The researchers then looked for mature cerebellar neurons. They found that cells treated with FGF2 expressed late Purkinje-cell markers and developed structures characteristic of those cells. Electrophysiological recordings of these cells after culture for about 15 weeks revealed proper responses to currents and to inhibition of receptors needed for normal cerebellar signaling, indicating that function had developed along with structure. Some FGF2-treated cells also expressed markers for the rhombic lip—the structure from which granule cells develop and migrate, and a marker specific to migrating granule precursors by week seven. Moreover, cells were seen to migrate and extend fibers that bent to form the T-shape characteristic of granule cell parallel fibers.
Where these neurons form and how they locate in relation to each other is critical in the developing brain. Early in cerebellar development, particular cell types become distributed unevenly from top to bottom, creating a dorsal-ventral separation. Researchers tested several factors, and found that adding FGF19 around day 14 to the FGF2-treated cells caused several flat oval neuroepithelium to form by day 35, expressing dorsal-specific markers on the outside and ventral-specific markers on the inside. By adding stromal cell-derived factor 1 (SDF1) between days 28-35, they were able to generate a continuous neuroepithelial structure with dorsal-ventral polarity.

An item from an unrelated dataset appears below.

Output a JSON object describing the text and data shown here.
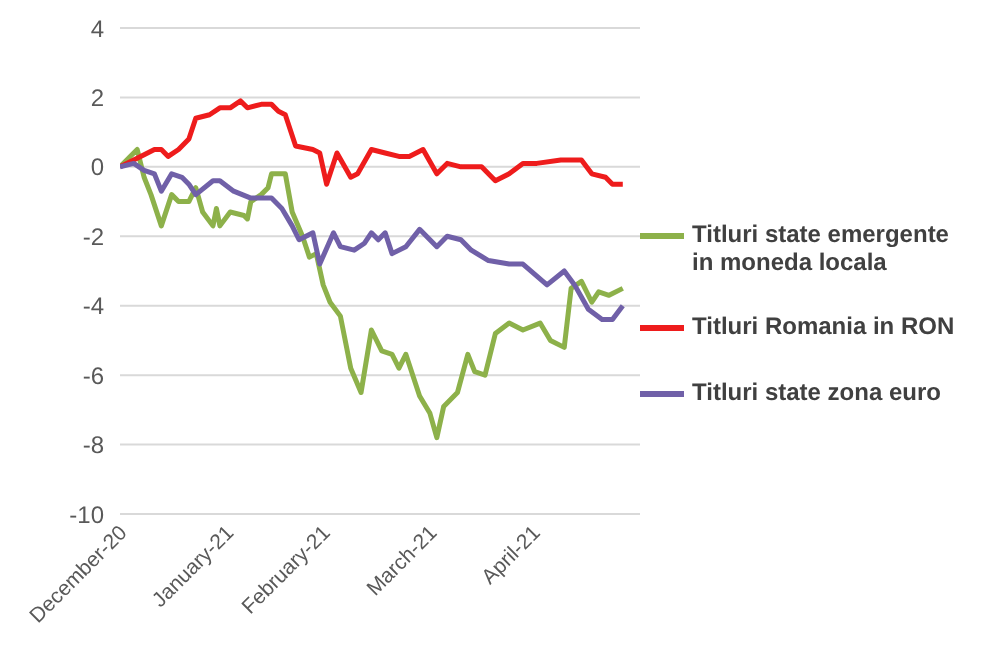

SDF1 also induced two other important structural changes. The dorsal region spontaneously developed three layers along the dorsal-ventral axis: the ventricular zone, a Purkinje-cell precursor zone, and a rhombic lip zone. At one end of the neuroepithelium, a region developed that was positive for markers of progenitors of granule and deep cerebellar nuclei projection neurons and negative for Purkinje-cell markers, and whose origins could be traced to the rhombic lip zone of the cerebellar plate.
Lead author Keiko Muguruma says that, “the principles of self-organization that we have demonstrated here are important for the future of developmental biology.” She added that, “attempts to generate the cerebellum from human iPS cells have already met with some success, and these patient-derived cerebellar neurons and tissues will be useful for modeling cerebellar diseases such as spinocerebellar ataxia.”